Tale of the tape: ONE Championship draws investors
The popularity of Mixed Martial Arts in Asia has attracted plenty of money into a sport that shows every sign of just getting bigger
December 15, 2016 6:35 PM (UTC+8)
ONE Championship has grown in leaps and bounds since its humble start in Singapore on July 11, 2011, with the backing of multimillionaire entrepreneur Chatri Sityodtong and former ESPN Star Sports senior executive Victor Cui.
Its first event was in September 2011; this year it hosted about 36 events, and is aiming for 48 in the next, according to the group’s website. ONE says it now has a global broadcast reach of more that 1 billion homes across 118 countries.
Chief Executive Cui is moving from Singapore to Shanghai to oversee expansion into China, a market with the potential to reach US$724 billion by 2025.
In 2014, Philippines boxing star and senator Manny Pacquiao bought a minority stake in ONE FC, hoping in future to train a Filipino star in the sport. The 37-year-old also recently opened a gym in Tokyo, adding to his branches around Asia, all of which offer MMA facilities.

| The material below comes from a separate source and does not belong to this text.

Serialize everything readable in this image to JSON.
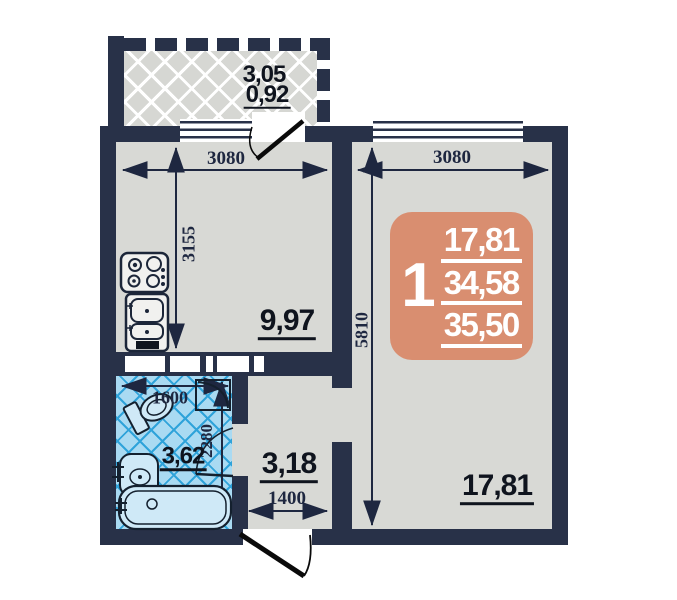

But ONE Championship is not the only market player. WME-IMG bought America’s Ultimate Fight Championship in July this year in a US$4 billion deal. UFC also has ambitions to tap the Asian market and China in particular.
Rising to the challenge, ONE’s founder and chairman Chatri announced a move he hailed as a game changer for Asian MMA — an undisclosed eight-figure investment from Heliconia Capital Management, a unit of Singapore’s government-controlled Temasek investment fund.